Currently Enrolling Trials
Ocaliva (obeticholic acid) is a farnesoid X receptor (FXR) agonist.
Ocaliva is specifically indicated for the treatment of primary biliary cholangitis (PBC) in combination with ursodeoxycholic acid (UDCA) in adults with an inadequate response to UDCA, or as monotherapy in adults unable to tolerate UDCA.
Mechanism of Action
Ocaliva (obeticholic acid) is a farnesoid X receptor (FXR) agonist. FXR is a nuclear receptor expressed in the liver and intestine. FXR is a key regulator of bile acid, inflammatory, fibrotic, and metabolic pathways. FXR activation decreases the intracellular hepatocyte concentrations of bile acids by suppressing de novo synthesis from cholesterol as well as by increased transport of bile acids out of the hepatocytes. These mechanisms limit the overall size of the circulating bile acid pool while promoting choleresis, thus reducing hepatic exposure to bile acids.

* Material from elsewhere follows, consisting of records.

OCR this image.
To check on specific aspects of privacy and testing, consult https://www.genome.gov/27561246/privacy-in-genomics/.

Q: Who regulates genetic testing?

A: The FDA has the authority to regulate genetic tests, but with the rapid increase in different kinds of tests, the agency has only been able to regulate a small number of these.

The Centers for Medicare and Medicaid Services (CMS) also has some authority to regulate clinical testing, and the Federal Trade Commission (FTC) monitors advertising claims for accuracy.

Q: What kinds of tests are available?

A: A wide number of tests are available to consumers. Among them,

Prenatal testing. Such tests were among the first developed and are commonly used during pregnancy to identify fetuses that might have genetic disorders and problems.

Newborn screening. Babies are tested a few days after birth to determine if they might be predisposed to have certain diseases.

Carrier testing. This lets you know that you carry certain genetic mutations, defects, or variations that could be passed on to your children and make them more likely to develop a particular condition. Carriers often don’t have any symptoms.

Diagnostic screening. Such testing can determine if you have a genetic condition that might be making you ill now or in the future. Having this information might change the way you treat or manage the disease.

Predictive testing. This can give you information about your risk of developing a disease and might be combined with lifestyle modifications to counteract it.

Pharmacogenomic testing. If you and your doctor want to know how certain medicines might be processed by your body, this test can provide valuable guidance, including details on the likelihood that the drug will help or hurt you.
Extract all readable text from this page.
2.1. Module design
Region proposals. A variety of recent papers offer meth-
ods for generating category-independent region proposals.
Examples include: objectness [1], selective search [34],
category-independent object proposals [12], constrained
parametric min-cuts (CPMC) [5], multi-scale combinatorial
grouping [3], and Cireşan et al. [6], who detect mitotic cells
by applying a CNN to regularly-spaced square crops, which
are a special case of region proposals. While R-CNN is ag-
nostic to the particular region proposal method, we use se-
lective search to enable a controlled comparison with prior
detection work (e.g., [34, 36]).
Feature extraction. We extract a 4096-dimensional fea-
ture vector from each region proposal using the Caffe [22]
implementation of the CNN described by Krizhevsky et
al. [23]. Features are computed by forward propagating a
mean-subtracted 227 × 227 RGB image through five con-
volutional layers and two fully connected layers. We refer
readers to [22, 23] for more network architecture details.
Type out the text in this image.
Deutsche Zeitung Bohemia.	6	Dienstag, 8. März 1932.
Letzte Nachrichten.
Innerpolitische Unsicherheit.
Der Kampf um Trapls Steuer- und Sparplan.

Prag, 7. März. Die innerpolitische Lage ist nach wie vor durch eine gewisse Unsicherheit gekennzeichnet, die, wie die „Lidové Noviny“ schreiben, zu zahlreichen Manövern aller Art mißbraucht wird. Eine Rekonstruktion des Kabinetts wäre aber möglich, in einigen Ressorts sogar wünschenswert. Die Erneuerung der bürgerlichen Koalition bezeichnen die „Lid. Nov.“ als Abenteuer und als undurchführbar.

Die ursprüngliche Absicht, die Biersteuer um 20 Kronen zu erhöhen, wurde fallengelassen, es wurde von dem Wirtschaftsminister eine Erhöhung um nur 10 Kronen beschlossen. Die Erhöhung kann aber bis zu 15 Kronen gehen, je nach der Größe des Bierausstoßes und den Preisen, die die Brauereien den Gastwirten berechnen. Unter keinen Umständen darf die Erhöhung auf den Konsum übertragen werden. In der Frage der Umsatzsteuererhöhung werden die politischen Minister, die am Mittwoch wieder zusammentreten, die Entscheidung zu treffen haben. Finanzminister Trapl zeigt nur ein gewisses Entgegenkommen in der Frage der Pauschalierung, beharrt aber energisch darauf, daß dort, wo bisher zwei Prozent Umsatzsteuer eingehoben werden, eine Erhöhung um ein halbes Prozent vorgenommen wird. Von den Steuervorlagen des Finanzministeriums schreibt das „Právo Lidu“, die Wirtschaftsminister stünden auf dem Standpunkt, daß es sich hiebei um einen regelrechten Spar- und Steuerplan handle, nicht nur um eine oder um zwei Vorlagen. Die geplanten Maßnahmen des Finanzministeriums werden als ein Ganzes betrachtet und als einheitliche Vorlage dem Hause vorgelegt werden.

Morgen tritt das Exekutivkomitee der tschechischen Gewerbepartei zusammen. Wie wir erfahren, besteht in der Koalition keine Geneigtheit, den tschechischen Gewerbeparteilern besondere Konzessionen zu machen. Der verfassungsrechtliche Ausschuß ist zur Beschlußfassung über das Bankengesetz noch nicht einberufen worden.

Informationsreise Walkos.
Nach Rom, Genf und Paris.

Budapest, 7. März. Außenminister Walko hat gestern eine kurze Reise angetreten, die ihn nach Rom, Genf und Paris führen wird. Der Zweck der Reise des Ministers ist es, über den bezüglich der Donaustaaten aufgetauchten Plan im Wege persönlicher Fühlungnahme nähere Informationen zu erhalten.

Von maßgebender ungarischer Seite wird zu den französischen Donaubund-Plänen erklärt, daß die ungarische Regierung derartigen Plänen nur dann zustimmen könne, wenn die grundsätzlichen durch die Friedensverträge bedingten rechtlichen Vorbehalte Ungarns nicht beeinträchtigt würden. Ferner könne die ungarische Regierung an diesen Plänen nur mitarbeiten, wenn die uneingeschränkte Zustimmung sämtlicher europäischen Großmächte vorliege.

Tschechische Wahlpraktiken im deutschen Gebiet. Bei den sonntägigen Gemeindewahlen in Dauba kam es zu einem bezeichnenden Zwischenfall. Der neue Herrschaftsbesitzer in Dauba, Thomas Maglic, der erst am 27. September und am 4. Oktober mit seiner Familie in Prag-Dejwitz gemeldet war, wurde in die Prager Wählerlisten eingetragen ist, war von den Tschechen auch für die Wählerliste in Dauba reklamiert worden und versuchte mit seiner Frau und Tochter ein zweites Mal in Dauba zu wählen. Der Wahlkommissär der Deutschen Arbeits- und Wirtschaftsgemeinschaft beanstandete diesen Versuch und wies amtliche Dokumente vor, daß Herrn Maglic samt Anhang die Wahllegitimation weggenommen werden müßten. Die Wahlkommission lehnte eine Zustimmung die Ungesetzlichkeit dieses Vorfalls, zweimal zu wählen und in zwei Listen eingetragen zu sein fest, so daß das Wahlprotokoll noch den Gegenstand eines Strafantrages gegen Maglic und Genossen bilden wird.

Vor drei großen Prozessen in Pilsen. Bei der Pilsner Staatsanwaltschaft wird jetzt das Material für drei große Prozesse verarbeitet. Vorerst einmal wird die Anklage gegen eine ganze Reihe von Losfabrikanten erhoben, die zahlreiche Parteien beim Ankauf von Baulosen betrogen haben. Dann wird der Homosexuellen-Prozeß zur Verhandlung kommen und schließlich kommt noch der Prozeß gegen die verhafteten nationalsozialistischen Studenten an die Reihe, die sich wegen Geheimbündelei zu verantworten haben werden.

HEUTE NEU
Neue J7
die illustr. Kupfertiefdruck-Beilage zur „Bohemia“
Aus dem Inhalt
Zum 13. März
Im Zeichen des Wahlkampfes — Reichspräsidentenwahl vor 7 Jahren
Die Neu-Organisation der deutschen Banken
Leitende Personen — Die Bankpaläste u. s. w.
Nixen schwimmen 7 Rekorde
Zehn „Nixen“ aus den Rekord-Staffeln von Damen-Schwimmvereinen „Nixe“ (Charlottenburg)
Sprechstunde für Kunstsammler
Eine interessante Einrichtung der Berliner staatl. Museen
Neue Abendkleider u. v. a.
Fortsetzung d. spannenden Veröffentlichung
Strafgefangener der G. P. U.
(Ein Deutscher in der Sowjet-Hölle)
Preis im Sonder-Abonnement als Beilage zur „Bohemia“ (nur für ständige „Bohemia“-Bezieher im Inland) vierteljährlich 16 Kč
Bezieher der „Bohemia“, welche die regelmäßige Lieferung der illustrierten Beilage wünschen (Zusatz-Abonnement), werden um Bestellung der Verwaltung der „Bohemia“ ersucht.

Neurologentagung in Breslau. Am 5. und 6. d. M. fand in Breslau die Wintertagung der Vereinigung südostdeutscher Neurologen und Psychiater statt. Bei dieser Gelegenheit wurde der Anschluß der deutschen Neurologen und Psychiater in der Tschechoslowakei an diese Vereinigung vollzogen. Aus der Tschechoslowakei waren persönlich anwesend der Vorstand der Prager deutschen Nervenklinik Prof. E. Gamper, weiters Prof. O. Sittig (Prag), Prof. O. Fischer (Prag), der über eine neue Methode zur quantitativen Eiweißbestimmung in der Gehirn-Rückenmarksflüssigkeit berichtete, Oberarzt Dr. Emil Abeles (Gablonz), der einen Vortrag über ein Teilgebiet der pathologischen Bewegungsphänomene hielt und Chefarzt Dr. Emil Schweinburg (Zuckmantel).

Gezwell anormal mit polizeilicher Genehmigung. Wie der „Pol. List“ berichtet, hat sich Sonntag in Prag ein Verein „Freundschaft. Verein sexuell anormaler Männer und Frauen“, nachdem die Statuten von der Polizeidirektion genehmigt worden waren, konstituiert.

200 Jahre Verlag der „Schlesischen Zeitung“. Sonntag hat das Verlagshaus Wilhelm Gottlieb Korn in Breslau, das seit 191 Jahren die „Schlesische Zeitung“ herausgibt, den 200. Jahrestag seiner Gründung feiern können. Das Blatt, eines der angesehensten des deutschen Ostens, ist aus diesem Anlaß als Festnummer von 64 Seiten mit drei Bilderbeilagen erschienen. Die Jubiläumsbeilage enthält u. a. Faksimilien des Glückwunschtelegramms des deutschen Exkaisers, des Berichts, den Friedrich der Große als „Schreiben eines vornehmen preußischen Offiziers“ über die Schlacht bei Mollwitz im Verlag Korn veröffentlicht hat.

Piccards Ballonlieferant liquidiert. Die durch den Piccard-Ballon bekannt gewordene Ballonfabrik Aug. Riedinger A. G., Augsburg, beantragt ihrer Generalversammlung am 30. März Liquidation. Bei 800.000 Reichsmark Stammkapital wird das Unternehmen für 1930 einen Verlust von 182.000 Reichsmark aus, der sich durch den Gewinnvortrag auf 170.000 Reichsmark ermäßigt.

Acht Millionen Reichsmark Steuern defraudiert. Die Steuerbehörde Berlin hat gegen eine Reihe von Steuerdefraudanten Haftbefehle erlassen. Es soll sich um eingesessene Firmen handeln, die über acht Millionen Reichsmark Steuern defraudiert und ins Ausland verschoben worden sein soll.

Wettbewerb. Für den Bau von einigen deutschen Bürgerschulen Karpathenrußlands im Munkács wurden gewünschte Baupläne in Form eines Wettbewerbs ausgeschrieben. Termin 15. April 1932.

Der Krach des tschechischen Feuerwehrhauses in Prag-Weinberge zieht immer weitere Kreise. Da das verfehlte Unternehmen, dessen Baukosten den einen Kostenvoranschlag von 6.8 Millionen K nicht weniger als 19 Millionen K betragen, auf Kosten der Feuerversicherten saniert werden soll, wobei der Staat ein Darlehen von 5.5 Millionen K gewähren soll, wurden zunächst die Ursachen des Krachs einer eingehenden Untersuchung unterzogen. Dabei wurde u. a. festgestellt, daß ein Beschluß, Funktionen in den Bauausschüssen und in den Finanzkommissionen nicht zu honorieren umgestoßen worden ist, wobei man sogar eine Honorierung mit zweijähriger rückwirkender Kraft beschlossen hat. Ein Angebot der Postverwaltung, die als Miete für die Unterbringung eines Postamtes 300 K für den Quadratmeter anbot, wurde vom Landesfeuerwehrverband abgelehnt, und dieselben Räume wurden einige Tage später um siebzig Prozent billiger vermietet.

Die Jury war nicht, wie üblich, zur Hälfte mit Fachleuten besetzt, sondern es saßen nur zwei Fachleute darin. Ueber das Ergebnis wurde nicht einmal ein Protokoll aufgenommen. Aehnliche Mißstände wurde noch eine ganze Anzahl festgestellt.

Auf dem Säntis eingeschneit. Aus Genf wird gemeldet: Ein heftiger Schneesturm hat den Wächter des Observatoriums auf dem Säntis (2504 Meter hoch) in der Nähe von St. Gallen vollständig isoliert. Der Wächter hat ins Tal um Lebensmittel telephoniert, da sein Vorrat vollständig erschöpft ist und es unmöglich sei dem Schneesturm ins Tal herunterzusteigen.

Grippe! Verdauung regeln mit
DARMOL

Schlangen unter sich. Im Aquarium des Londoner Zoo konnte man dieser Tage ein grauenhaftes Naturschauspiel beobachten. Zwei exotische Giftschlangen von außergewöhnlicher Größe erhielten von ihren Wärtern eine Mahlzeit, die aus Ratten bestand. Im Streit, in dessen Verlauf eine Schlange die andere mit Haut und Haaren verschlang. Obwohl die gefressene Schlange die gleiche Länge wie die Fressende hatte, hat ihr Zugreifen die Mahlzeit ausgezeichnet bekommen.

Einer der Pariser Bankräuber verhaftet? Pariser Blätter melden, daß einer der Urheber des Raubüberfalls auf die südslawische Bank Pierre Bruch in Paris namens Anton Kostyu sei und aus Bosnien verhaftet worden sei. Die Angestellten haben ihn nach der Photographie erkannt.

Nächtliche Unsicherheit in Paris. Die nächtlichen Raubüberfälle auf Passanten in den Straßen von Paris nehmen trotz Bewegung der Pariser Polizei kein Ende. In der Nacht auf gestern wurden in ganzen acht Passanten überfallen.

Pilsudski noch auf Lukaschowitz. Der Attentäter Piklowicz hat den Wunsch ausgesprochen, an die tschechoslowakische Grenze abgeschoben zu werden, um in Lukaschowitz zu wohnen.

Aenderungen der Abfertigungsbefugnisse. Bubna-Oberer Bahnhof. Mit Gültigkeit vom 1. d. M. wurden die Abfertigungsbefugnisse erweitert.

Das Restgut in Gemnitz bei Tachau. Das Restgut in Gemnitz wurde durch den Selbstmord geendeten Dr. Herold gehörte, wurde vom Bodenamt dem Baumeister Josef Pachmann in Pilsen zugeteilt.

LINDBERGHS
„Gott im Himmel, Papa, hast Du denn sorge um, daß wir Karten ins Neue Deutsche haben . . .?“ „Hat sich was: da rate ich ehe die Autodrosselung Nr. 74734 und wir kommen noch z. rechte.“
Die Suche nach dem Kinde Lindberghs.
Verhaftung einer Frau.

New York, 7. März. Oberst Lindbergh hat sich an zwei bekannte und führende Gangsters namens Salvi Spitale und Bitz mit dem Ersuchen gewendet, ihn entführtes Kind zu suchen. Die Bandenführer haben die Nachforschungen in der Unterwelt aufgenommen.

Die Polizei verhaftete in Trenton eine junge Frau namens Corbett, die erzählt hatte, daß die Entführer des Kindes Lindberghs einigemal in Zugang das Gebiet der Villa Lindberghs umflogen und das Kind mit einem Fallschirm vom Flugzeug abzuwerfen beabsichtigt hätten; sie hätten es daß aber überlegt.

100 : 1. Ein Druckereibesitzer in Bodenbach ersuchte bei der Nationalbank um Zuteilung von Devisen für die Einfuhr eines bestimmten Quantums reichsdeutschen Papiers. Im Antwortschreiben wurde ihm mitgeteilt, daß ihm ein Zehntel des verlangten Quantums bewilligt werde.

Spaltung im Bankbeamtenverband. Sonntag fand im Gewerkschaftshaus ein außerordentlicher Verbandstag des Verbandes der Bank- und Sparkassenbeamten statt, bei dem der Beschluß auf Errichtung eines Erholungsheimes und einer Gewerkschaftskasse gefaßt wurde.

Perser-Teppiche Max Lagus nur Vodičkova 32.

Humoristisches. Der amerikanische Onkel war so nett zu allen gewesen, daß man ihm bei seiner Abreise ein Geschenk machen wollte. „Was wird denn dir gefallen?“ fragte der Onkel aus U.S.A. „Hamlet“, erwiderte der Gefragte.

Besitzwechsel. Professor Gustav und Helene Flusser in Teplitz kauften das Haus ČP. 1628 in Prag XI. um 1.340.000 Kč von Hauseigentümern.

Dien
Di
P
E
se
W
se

Adverse effects associated with the use of Ocaliva may include, but are not limited to, the following:
- Abdominal pain and discomfort
- Oropharyngeal pain
- Thyroid function abnormality
Ocaliva is supplied as tablets for oral administration. The recommended starting dosage of Ocaliva is 5 mg orally once daily in adult patients who have not achieved an adequate biochemical response to an appropriate dosage of UDCA for at least one year or are intolerant to UDCA. Dosage Titration: If an adequate reduction in ALP and/or total bilirubin has not been achieved after three months of Ocaliva 5 mg once daily, and the patient is tolerating Ocaliva, increase the dosage of Ocaliva to 10 mg once daily. The maximum recommended dosage of Ocaliva is 10 mg once daily. Please see drug label for specific dose adjustments.
Clinical Trial Results
The FDA approval of Ocaliva was based on the phase 3 POISE trial, which studied the safety and efficacy of once-daily treatment with Ocaliva in PBC patients with an inadequate therapeutic response to, or who are unable to tolerate, UDCA. The POISE data showed that Ocaliva, at both a 10-mg dose and a 5-mg dose titrated to 10 mg, met the trial's primary end point of achieving a reduction in serum ALP to below a threshold of 1.67 times the upper limit of normal, with a minimum of 15 percent reduction in ALP level from baseline and a normal bilirubin level after 12 months of therapy. Pruritus was the most frequently reported adverse event associated with Ocaliva treatment. In a group of patients who initiated Ocaliva at a 5-mg once-daily dose and titrated up to 10 mg once daily, one patient (1 percent) discontinued from the study due to pruritus as compared to seven patients (10 percent) in the 10-mg dose group and after 12 months of treatment, efficacy was essentially equivalent to those patients who started the study at the 10-mg dose.